SALISBURGO. Il rischio valanghe in zona era preannunciato con un fattore di rischio di terzo grado su una scala di cinque a causa soprattutto dagli accumuli causati dal vento, ma c'è stato ugualmente chi ha scelto di salire ad alta quota.
E' stato un sabato "terribile" sulle montagne austriache: otto persone sono morte, travolte da tre valanghe che si sono verificate, a poche ore di distanza l'una dall'altra, due nella zona del Salisburghese. Il primo dei tre eventi è accaduto nella zona di Bad Gastein, nell'alta Gasteinertal, mentre il secondo distacco è avvenuto nella Grossartltal, alle pendici del Finsterkopf. Le due valli corrono parallele e sono divise solamente da un dorsale.

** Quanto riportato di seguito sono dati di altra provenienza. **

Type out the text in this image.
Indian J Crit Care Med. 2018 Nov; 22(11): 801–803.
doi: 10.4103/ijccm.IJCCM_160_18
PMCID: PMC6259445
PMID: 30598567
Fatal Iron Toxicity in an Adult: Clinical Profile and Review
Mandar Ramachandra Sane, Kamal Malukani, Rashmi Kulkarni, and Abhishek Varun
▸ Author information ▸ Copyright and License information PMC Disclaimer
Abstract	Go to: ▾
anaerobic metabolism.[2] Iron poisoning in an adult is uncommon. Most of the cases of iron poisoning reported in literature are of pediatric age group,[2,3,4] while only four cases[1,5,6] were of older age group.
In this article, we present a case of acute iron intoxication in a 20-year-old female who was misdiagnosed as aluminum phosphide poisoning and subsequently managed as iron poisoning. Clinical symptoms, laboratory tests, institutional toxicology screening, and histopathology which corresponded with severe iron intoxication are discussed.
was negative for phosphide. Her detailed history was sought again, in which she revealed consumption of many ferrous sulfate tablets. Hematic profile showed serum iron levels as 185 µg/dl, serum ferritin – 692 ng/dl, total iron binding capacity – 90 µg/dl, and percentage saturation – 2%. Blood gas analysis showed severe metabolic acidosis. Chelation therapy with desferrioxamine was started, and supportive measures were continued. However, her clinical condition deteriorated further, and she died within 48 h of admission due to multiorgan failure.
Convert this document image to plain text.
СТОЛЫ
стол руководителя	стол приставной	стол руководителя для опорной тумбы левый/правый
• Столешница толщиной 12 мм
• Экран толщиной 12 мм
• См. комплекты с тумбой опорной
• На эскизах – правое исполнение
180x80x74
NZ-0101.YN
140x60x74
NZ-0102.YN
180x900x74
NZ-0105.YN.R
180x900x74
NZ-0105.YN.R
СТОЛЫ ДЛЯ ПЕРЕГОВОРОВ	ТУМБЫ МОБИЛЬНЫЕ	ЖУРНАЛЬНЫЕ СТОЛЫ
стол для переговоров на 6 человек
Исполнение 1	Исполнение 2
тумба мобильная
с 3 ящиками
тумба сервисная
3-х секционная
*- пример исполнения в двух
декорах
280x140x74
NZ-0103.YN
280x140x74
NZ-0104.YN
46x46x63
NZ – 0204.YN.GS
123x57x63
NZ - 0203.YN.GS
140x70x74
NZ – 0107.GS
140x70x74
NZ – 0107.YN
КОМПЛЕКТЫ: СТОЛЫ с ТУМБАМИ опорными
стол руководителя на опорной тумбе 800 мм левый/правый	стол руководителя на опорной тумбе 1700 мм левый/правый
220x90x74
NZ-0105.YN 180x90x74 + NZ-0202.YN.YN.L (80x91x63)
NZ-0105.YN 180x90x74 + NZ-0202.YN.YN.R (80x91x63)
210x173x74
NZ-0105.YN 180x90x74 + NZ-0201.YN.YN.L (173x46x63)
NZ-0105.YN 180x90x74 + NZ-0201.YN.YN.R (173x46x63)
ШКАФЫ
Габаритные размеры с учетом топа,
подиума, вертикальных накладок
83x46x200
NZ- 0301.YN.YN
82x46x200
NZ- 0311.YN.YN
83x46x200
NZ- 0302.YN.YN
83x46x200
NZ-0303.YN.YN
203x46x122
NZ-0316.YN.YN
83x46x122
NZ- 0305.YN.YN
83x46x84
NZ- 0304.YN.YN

La terza valanga, invece, si è verificata al centro dell'Austria, in Stiria, nella distretto del Murtal.
La prima tragedia si è verificata poco dopo mezzogiorno del 17 gennaio. Una coppia di scialpinisti stava salendo verso la forcella "Schmugglerscharte", situata a 2.200 metri di quota: la moglie precedeva il marito, quando è stata travolta da una massa di neve che l'ha sepolta. L'uomo ha allertato immediatamente i soccorsi, ma quando di tecnici che sono intervenuti hanno recuperato la donna, per lei non c'era più nulla da fare.
Nel pomeriggio, invece, un'altra valanga ha investito un gruppo di sette sciatori che stava procedendo in gruppo: quattro di loro hanno perso la vita e uno dei superstiti è stato trasportato in ospedale in gravissime condizioni. Un altro ha riportato lievi conseguenze, mentre il settimo della spedizione è rimasto miracolosamente illeso.
Tre alpinisti di nazionalità cecoslovacca sono morti, invece, in Stiria, nel distretto di Murtal: anche in questa zona il rischio era considerato elevato.
Il Soccorso Alpino Salisburghese ha mobilitato tantissimi uomini, complessivamente 91, supportati da 20 vigili del fuoco, sei tecnici delle unità cinofile, con 4 elicotteri che si sono alzati in volo. E' stata attivata anche un'unità di crisi che entra in servizio in situazioni particolarmente gravi per supportare le persone coinvolte.
Non si conoscono ancora le generalità delle vittime dei due tragici eventi. Nella giornata di ieri sono verificate altra valanghe "minori" che, fortunatamente, non hanno coinvolto persone, ma le segnalazioni di distacco di masse nevose sono state numerose.